Dans ces chambres de compensation, nombre d’avancées se font pour stabiliser et raffermir le secteur des dérivés financiers. En tout premier lieu, les positions des joueurs sont maintenant connues. Ensuite, ils sont appelés à déposer des biens en garantie (collateral en anglais) et des appels de marge sont faits dès que la position d’un joueur se détériore. Ce sont toutes de choses qui n’avaient pas cours avant la crise, une époque où la quasi-totalité des transactions se faisaient gré à gré et dans l’opacité la plus totale.
Ce travail de stabilisation ne fait que commencer, cependant. Et il souffre de plusieurs maux. Un des principaux tient à la chambre des représentants américaine, dominée par les Républicains, qui bloque le financement des réformes exigées par la loi Dodd-Franck et la nomination des directeurs des nouvelles agences (créées par cette même loi).
C’est sans compter la multiplicité de changements exigés simultanément par les autorités réglementaires partout aux États-Unis et en Europe, ce qui pourrait créer des risques accrus dans les réseaux de dérivés. « Nous nous demandons si trop de choses ne sont pas en train d’être faites par trop de gens dans trop de pays », s’inquiètait récemment Connie Voldstad, chef de la direction sortant de la puissante International Swaps and Derivatives Association, que certains grands investisseurs considèrent comme une des plus puissantes institutions de la planète.
L’assurance qui assure de moins en moins
La section la plus instable de l’édifice des dérivés financiers demeure celle des CDS, ces contrats d’assurance qui sont maintenant fragilisés par les problèmes de dette souveraine en Europe. Alors qu’en 2008 le système financier était mis en danger par des dérivés liés au marché immobilier, il l’est maintenant par les dérivés liés aux prêts souverains, disait récemment au Ellis Martin Report Jim Sinclair, un trader en produits de base au statut de légende aux États-Unis.
Par exemple, les banques américaines sont peu exposées aux dettes des pays européens à risque. Toutefois, elles leur sont fortement exposées par la voie des CDS, ayant soit vendu ou acheté des contrats d’assurance à l’endroit des prêts gouvernementaux.
Un article du magazine Fortune (4 janvier 2012) nous apprend, par exemple, que l’exposition de six banques américaines de premier plan à des CDS sur la dette italienne s’élève à plus de 200 milliards $US. « Au total, indique l’article de Fortune, les banques américaines détiennent probablement les deux tiers des CDS d’euro-dette en circulation. »
« Volontaire »? Et alors?
Or, la coupe de 70% négociée avec la Grèce sur la valeur de ses obligations n’a pas été déclarée « événement de crédit » par l’ISDA, car ce haircut est jugé « volontaire ». Cela signifie que les banques américaines qui seraient appelées à dédommager des contreparties à leurs contrats de CDS sont sauves, pour l’instant (la ISDA est revenue depuis sur sa position et déclaré la coupe de 70% comme étant un événement de crédit- mais seulement un mois après l’événement). On peut soupçonner que la ISDA a donné aux banques qui garantissaient ces CDS le temps de couvrir leurs engagements, sinon tout l’édifice financier aurait été ébranlé.

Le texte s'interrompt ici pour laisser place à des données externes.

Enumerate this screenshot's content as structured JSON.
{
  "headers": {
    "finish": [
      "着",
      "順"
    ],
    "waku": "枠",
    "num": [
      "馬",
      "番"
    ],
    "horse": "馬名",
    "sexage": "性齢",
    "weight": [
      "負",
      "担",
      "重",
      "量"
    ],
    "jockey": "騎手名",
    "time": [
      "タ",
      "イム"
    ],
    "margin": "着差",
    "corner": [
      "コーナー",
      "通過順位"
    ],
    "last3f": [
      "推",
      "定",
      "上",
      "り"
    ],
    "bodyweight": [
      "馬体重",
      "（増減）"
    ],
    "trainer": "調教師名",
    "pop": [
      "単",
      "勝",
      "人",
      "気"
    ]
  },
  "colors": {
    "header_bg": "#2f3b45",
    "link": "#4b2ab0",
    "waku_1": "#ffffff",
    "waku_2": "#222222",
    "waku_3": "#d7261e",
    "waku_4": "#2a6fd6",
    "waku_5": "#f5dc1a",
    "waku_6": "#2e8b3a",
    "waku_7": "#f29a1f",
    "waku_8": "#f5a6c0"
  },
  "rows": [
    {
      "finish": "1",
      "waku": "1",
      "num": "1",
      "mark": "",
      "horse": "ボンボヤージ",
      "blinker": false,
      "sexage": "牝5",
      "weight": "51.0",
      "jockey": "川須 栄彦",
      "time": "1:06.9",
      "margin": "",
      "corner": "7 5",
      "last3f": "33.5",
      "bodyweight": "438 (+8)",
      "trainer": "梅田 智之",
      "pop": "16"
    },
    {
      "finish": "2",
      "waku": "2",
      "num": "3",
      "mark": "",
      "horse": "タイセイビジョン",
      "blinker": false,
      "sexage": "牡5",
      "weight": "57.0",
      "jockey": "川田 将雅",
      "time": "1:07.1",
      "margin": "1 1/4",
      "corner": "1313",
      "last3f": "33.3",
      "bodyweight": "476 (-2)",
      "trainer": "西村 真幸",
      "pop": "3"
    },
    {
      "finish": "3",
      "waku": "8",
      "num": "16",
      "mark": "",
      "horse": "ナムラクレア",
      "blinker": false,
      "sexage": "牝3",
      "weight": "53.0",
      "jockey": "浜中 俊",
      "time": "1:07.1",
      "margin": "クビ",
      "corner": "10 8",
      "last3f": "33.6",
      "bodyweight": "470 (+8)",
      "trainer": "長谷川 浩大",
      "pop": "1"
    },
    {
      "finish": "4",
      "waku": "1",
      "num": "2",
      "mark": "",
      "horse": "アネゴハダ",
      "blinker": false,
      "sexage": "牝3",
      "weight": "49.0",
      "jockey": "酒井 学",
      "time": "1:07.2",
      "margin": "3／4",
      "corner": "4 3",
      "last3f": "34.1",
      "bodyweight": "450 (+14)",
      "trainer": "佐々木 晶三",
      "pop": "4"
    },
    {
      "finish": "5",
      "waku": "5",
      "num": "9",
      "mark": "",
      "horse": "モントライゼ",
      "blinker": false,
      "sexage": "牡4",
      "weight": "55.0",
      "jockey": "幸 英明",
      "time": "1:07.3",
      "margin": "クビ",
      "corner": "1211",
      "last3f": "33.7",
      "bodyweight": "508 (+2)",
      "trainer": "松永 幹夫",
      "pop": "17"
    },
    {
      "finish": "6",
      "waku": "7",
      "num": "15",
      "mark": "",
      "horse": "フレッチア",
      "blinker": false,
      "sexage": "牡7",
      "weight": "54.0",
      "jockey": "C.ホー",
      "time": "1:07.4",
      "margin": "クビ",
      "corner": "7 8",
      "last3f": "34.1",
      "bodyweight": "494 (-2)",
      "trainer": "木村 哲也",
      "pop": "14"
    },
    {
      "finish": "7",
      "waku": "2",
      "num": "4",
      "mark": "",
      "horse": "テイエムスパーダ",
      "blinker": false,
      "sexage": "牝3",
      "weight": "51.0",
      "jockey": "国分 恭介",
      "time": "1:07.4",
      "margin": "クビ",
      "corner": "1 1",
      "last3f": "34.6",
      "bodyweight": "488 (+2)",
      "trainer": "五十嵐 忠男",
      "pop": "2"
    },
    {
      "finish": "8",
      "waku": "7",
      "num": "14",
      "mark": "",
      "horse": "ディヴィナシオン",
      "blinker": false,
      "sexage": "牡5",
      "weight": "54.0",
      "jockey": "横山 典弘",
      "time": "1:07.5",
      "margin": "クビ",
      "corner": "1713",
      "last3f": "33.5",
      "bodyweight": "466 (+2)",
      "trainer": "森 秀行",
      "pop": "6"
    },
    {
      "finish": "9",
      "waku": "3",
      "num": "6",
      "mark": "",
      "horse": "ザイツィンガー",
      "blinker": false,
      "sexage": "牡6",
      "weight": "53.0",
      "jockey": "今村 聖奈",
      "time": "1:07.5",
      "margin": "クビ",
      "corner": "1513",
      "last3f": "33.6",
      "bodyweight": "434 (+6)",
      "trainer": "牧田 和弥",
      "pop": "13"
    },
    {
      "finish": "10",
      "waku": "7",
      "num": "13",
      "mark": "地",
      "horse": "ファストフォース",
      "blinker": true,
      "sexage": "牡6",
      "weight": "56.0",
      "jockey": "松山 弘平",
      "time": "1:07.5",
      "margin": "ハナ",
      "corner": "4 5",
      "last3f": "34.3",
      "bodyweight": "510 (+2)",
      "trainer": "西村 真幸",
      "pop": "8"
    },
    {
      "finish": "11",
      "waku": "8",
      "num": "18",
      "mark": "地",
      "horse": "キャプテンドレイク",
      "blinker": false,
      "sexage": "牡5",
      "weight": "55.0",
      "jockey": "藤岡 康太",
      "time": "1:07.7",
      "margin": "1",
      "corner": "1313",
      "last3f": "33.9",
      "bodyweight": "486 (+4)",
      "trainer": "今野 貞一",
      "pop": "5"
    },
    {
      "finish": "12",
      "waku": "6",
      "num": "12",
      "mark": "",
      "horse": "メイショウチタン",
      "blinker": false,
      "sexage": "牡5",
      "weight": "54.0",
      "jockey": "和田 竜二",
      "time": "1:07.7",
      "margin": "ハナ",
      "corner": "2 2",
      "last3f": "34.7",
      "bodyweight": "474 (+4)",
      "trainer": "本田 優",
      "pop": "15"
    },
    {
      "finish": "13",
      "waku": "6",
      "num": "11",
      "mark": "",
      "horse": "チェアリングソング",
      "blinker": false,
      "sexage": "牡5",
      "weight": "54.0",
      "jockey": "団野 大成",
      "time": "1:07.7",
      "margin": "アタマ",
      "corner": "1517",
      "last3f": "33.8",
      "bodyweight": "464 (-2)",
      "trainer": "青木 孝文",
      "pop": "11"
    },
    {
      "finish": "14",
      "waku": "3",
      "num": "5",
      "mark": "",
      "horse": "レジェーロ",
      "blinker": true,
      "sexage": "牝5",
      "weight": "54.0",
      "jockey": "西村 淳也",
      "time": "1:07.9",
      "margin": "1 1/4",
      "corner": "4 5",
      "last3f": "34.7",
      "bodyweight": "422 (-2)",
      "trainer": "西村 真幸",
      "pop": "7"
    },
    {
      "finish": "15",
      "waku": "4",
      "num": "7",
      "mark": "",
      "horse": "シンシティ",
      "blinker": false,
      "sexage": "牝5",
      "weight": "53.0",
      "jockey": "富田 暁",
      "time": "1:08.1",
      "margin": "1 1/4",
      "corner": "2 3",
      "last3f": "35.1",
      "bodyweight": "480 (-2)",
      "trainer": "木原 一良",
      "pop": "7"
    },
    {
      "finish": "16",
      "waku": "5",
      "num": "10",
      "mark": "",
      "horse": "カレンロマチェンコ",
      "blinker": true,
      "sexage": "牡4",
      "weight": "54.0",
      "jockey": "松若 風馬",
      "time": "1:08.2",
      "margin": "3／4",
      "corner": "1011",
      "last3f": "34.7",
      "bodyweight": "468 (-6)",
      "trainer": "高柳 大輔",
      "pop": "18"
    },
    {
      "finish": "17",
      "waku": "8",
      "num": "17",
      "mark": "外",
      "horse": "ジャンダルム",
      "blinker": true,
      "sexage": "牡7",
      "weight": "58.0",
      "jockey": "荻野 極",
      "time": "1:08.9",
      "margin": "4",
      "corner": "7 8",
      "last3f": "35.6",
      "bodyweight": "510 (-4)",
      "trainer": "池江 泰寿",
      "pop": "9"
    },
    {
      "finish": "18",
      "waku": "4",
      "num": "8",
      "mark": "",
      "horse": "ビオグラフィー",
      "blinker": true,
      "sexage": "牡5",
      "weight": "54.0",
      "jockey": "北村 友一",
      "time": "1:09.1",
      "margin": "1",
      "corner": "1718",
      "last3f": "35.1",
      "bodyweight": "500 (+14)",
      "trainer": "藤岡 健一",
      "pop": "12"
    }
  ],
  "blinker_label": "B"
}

Par contre, les joueurs exposés à la dette grecque ont été heurtés de plein fouet. C’était notamment le cas de MF Global, qui a été entraîné à la faillite par la dévalorisation de la dette grecque.
Mais il n’y a pas seulement l’exposition à la dette grecque, italienne ou espagnole qui est en jeu. Il y a l’exposition des banques américaines aux banques européennes fragilisées par l’endettement de la zone euro – sans compter l’exposition d’autres banques européennes! Car, comme le notait le dernier rapport semestriel de la Banque centrale européenne, la probabilité qu’une ou plusieurs grandes banques européennes fassent défaut est à un sommet de 25%.
Solides, vraiment?
L’ISDA affirme que les CDS américains sont plus solides que jamais. Par exemple, un défaut de paiement de la part de la Grèce ne déclencherait pas une obligation de paiement massive d’assurance de la part des vendeurs de ces assurances. Pourquoi? Pour trois raisons, explique l’ISDA : l’exposition nette des joueurs qui ont vendu de l’assurance face à la dette grecque n’est que de 3,7 milliards $US; cette exposition est atténuée par la valeur de recouvrement des obligations sous-jacentes; enfin, 70% à 90% de cette exposition est couverte par des biens offerts en garantie.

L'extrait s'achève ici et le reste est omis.